What is simplicity? According to Merriam-Webster Dictionary, simplicity is the state of being simple, uncomplicated or uncompounded. A simple web design is uncomplicated. Minimalist design style is related to simple. It has only the necessary elements for functionality. A minimalist design can be simple, but a simple design is not minimalist.

4 Ways to make your web design simple
Image by Ambady Sasi from Pixabay

Is your website complicated or complex?

What makes it complex?

  • Too much content
  • Unnecessary design elements
  • It’s slow to load and hard to use

Why do you want your design to be simple?

A simple website is easy to navigate and use. It has the right number of design elements. A simple website loads faster and helps guide your customer to do what they want. It has content that is readable and scannable.

What can you do to make it simple?

Look at your content and ask is it necessary?
If not, remove it. If its, consider rewriting it. Use bullet points, shorter paragraphs and headings to break the text up. You don’t want to overwhelm people with a sea of text.

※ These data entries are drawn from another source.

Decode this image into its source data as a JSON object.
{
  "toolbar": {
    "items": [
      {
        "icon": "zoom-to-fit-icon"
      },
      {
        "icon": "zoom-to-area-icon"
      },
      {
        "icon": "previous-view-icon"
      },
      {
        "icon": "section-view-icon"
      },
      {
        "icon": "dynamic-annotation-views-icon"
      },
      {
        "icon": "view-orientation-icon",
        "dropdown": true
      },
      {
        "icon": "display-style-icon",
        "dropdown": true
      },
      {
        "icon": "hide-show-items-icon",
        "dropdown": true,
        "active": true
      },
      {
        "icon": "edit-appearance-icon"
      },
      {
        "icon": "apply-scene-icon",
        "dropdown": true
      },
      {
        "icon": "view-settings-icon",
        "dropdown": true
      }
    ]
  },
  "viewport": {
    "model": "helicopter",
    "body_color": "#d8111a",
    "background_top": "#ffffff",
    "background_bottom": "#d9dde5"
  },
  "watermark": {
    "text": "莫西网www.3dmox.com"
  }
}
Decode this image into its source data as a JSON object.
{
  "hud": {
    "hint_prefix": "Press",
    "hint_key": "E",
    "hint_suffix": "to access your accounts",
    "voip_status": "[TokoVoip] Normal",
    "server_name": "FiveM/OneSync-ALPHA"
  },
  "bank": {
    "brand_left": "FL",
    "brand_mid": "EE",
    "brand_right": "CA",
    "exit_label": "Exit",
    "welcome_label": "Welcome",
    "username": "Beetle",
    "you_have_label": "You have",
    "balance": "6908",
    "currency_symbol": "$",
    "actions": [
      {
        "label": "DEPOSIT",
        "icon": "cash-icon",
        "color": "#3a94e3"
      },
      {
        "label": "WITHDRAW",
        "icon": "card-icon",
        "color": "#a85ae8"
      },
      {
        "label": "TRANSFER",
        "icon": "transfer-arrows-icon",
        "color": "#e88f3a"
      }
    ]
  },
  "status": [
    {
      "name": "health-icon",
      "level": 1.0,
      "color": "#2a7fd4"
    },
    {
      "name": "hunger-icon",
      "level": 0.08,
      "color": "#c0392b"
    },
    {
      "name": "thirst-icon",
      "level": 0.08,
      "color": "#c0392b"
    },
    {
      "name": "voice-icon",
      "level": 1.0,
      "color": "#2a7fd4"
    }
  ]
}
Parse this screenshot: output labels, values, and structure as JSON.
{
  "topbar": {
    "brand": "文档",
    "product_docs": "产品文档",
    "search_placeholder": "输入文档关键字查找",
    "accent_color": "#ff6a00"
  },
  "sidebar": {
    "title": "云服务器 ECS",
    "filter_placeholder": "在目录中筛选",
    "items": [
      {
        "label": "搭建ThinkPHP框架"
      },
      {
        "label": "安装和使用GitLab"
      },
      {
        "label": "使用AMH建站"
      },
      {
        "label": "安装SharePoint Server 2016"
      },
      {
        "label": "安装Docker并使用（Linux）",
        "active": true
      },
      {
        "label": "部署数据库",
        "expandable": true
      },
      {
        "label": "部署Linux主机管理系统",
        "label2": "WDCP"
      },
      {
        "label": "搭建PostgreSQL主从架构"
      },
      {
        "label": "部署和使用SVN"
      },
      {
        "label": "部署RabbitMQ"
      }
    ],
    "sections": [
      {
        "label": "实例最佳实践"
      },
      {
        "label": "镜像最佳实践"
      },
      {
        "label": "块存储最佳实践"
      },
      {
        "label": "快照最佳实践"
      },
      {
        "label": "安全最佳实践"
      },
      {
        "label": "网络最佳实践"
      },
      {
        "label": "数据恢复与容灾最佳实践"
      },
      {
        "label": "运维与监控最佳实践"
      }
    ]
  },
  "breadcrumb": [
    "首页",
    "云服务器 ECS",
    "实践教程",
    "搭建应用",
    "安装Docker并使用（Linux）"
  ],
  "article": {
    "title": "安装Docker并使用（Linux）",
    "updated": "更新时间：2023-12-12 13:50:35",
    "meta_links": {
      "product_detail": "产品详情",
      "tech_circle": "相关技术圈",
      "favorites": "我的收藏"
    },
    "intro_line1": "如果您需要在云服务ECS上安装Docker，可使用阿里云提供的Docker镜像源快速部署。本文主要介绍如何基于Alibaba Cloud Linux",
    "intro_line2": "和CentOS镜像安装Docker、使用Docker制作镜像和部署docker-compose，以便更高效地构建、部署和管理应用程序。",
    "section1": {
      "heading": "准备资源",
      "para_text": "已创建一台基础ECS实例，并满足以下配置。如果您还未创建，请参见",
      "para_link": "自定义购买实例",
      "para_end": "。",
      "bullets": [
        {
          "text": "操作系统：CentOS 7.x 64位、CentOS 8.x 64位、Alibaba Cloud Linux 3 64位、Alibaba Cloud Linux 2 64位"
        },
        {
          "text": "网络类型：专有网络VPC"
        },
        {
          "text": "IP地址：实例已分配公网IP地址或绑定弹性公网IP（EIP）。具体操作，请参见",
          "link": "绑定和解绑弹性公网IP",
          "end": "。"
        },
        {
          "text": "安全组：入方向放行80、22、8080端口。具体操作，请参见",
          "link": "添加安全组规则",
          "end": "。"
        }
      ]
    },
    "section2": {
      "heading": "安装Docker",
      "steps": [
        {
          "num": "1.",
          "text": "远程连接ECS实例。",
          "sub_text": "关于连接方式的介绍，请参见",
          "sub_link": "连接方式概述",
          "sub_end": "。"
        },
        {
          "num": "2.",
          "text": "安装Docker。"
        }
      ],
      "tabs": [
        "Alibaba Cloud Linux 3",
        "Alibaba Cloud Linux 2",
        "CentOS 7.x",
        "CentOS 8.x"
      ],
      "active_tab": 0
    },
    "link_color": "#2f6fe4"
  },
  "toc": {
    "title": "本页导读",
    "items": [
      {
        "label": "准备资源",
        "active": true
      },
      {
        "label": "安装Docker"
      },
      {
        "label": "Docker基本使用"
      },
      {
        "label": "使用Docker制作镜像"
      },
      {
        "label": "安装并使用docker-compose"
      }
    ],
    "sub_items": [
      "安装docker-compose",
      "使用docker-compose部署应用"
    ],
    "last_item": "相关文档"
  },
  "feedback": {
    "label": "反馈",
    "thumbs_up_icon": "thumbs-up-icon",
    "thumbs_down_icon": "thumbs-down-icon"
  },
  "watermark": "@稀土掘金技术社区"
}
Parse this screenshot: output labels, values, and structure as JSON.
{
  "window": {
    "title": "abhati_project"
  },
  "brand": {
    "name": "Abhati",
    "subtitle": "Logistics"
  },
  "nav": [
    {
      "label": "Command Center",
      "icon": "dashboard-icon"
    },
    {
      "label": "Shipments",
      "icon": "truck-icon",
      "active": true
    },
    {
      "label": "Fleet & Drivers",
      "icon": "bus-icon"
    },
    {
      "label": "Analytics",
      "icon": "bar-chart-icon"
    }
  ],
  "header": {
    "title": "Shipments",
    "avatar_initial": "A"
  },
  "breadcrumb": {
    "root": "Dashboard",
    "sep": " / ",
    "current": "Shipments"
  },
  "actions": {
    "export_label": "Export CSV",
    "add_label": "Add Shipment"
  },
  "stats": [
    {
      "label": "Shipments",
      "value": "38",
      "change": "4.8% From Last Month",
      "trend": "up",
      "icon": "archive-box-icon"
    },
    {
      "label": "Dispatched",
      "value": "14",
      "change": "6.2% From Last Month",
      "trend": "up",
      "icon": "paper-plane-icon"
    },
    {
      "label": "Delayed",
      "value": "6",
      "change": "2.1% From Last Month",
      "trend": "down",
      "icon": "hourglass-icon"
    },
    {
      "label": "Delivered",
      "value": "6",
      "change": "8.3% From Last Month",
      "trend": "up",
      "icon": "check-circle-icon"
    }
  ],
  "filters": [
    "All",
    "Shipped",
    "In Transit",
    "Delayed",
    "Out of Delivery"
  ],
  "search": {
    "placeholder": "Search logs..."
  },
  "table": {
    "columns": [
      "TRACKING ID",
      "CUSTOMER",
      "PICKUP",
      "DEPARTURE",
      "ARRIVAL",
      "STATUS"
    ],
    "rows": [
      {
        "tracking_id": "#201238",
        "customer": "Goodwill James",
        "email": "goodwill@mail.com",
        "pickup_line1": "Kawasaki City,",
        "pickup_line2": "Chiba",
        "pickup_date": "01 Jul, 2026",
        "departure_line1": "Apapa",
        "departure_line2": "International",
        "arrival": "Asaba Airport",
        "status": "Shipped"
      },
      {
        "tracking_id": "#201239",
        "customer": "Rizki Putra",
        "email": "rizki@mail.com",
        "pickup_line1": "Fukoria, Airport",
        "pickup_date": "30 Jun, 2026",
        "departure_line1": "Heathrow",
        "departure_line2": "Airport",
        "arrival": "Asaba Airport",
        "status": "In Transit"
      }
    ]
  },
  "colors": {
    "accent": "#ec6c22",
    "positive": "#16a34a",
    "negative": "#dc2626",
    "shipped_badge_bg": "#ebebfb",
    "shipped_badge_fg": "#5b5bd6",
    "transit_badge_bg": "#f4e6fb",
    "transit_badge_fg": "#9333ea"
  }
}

Review your site for extra design elements
Do you have colors, illustrations and photos that serve as decorations? If so, consider removing anything that is unnecessary.

Check for ease of use

  • Is your navigation bar complicated? Too many options can make it hard to use.
  • Do they need to go to multiple pages before getting all of the information that they need? Too many pages can make a simple design hard to use.
  • Are your forms easy to use? Complicated forms can make your visitors leave your website.

Look for items that slow your site down
Your photos, CSS, CMS and additional code can slow your website down. People won’t use your site if it is really slow. Use tools to compress and optimize your photos and CSS. Make sure your CMS is updated to the latest version. If you use any third party or custom code to extend your website, check if they are causing speed issues. See if you can get rid of the slow ones.

Simplicity is not a design style. Keeping your web design simple is hard. Websites change and evolve over time. You have to continually work to keep the design simple.